Posted 4/8/2009 3:27 PM (GMT -6)
Yes, my Mom, who hasn't had pollen allergy symptoms in years, started having seasonal allergy symptoms again last year. I've also noticed my own allergies seem more difficult to manage.
Allergy Shots - the shots retrain the immune system to not react to pollens; my Allergist told me that about 80% of people who try the shots get either partial or complete relief from their allergies.
NAET - Acupuncture-based allergy treatment; works for about 80-90% of people who try it; requires periodic follow-up treatments to "tune up" after initial treatment set has been completed.
Sublingual Desensitization - Naturopathic Physicians have used sublingual desensitization for years with some very good results (similar to allergy shots, but without the needle poke).
Medications - Allergy medications such as antihistamines, steroids, mast cell stabilizers, leukotriene inhibitors, etc., can be used to manage symptoms but doses or types of medications may need to be adjusted with time as symptom type or severity changes.
The above are the most common ways to treat allergies. Some Naturopathic Physicians also believe toxicity in the body is at least partly responsible for causing allergy symptoms, so they may advocate detoxification protocols in addition to or in lieu of the above treatment options. Also, there are some herbs, nutritional supplements, and homeopathic remedies which have been known to help some individuals, but treatment must be customized to each person and therefore it is more difficult to recommend a particular treatment name or product in this type of setting.

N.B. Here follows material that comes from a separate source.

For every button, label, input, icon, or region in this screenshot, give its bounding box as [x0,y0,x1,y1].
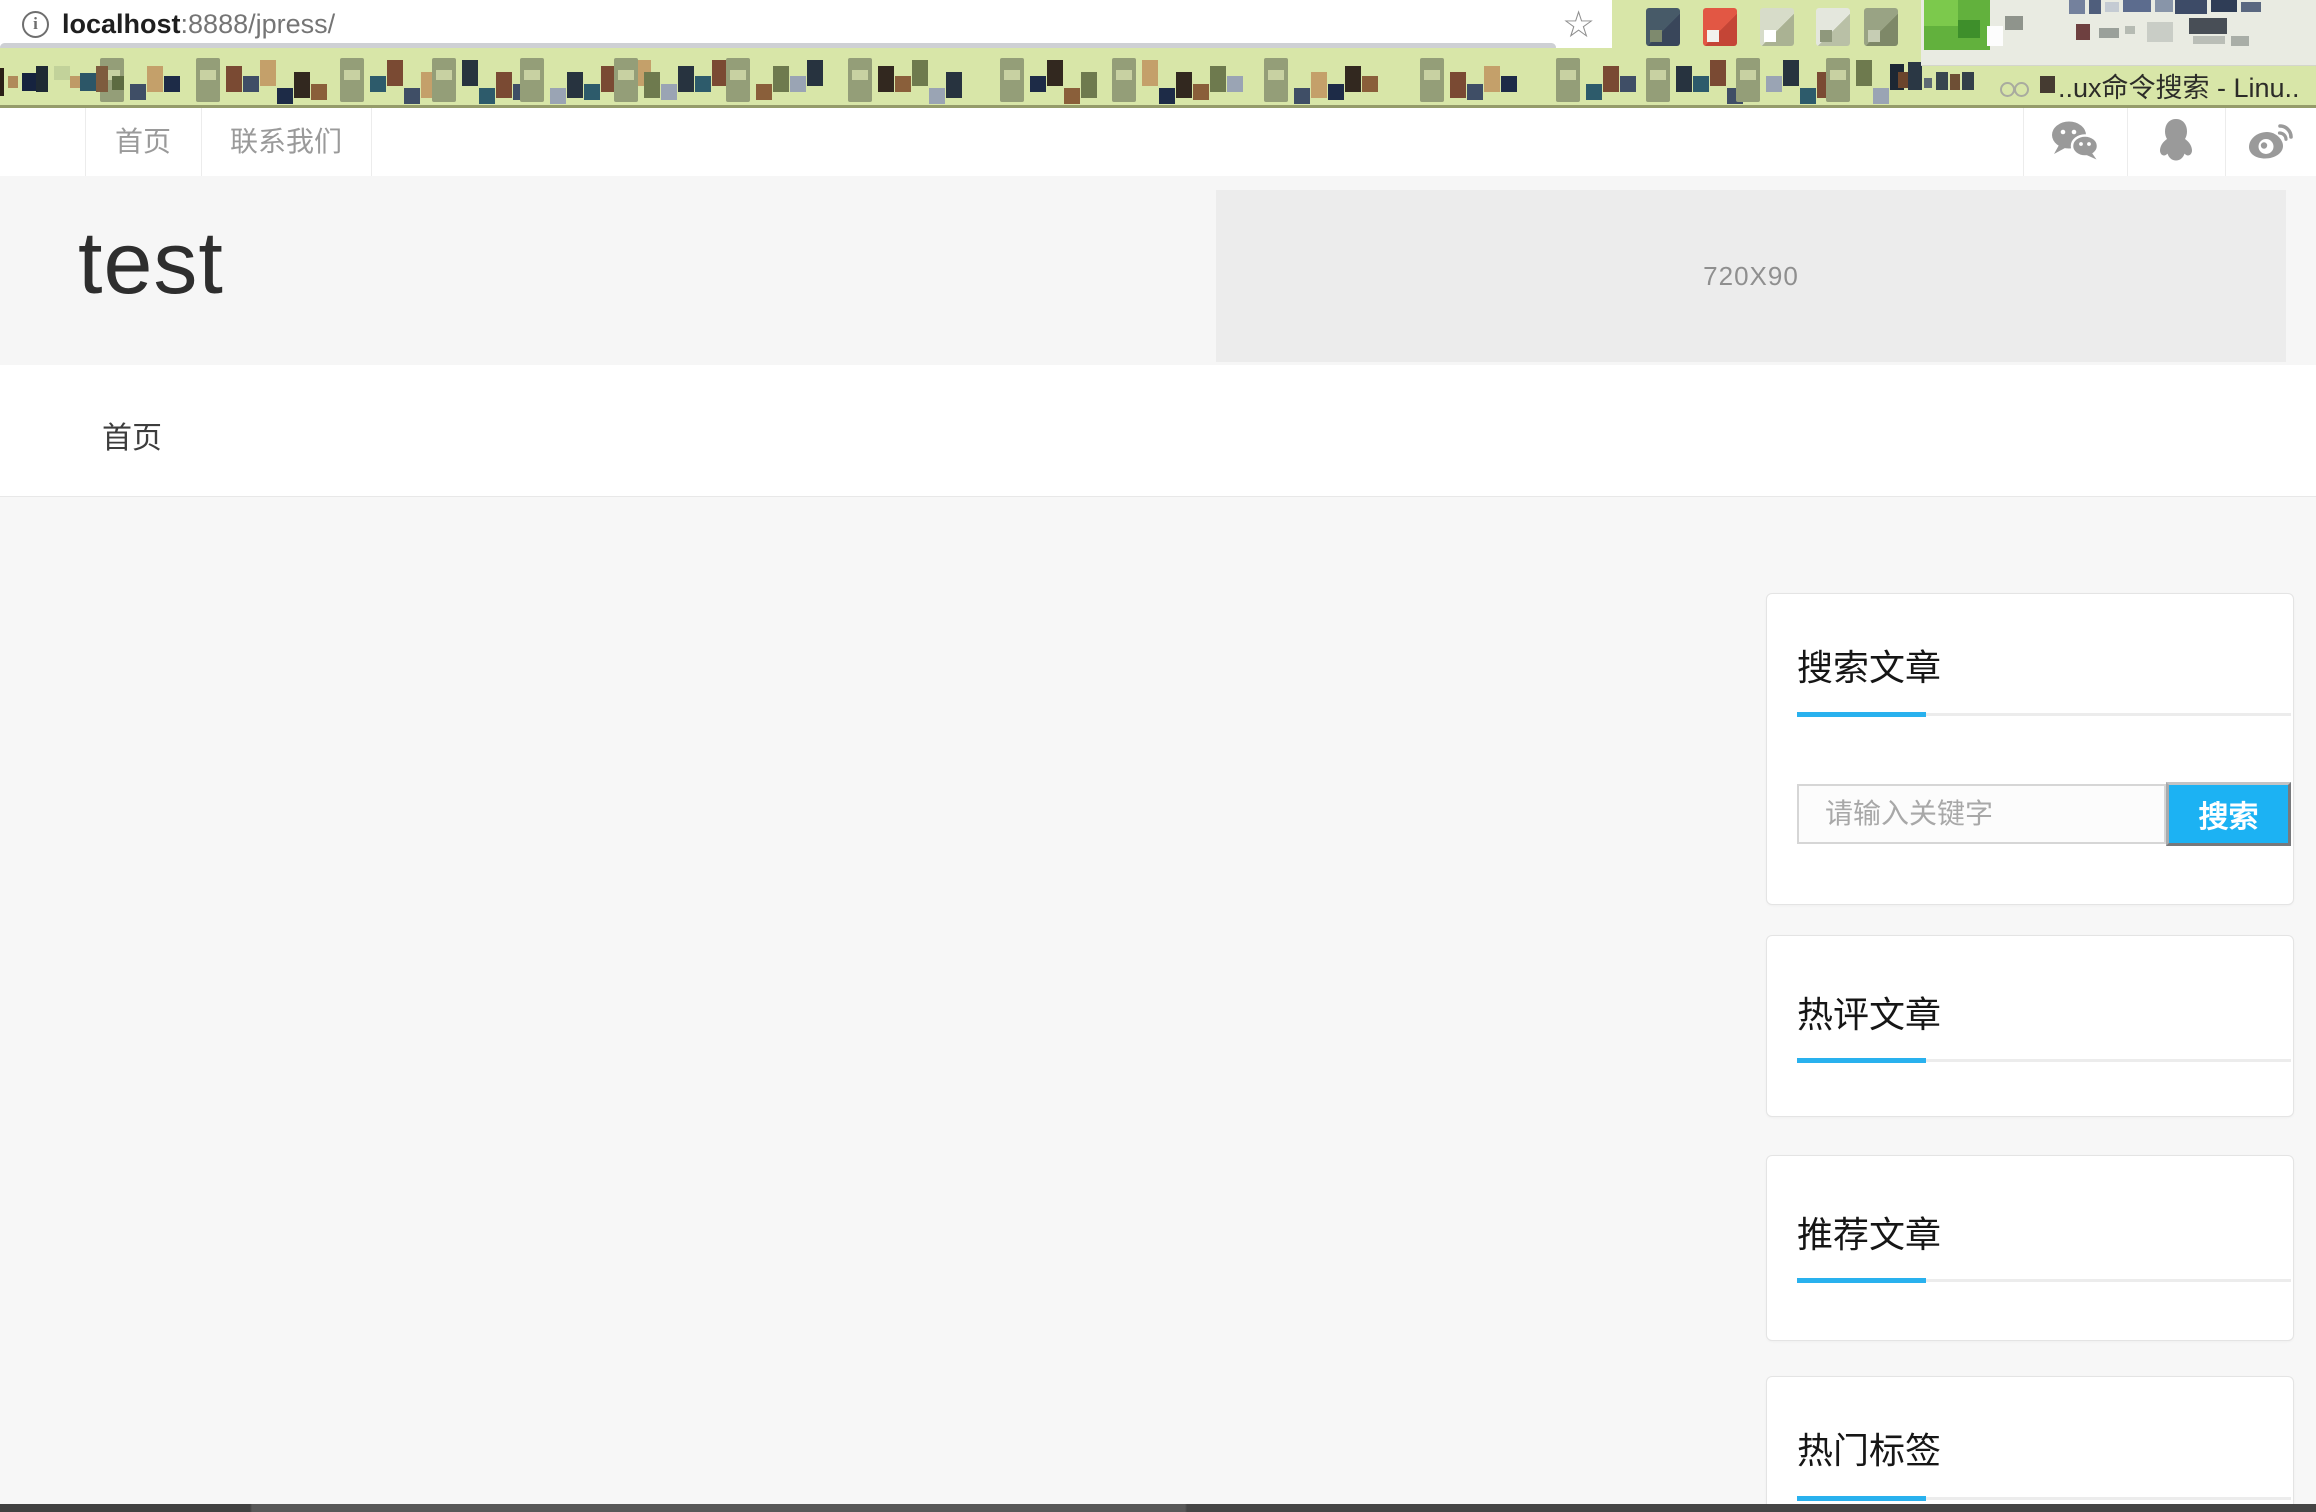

Chronic Lyme Disease, Gluten & Sulfite Sensitivity, Many Food/Inhalant/Medication/Chemical Allergies & Intolerances, Asthma, Gut issues (dysmotility, non-specific inflammation), UCTD ("Secondary Lupus-Like Syndrome"), Osteoporosis, Pancytopenia, chronic malabsorption/malnutrition, etc.; G-Tube; Currently TPN-dependent.
Meds: Zofran, Pulmicort, Heparin (to flush PICC line), IV Ceftazidime (for Pleural Effusion), Colloidal Silver (used topically).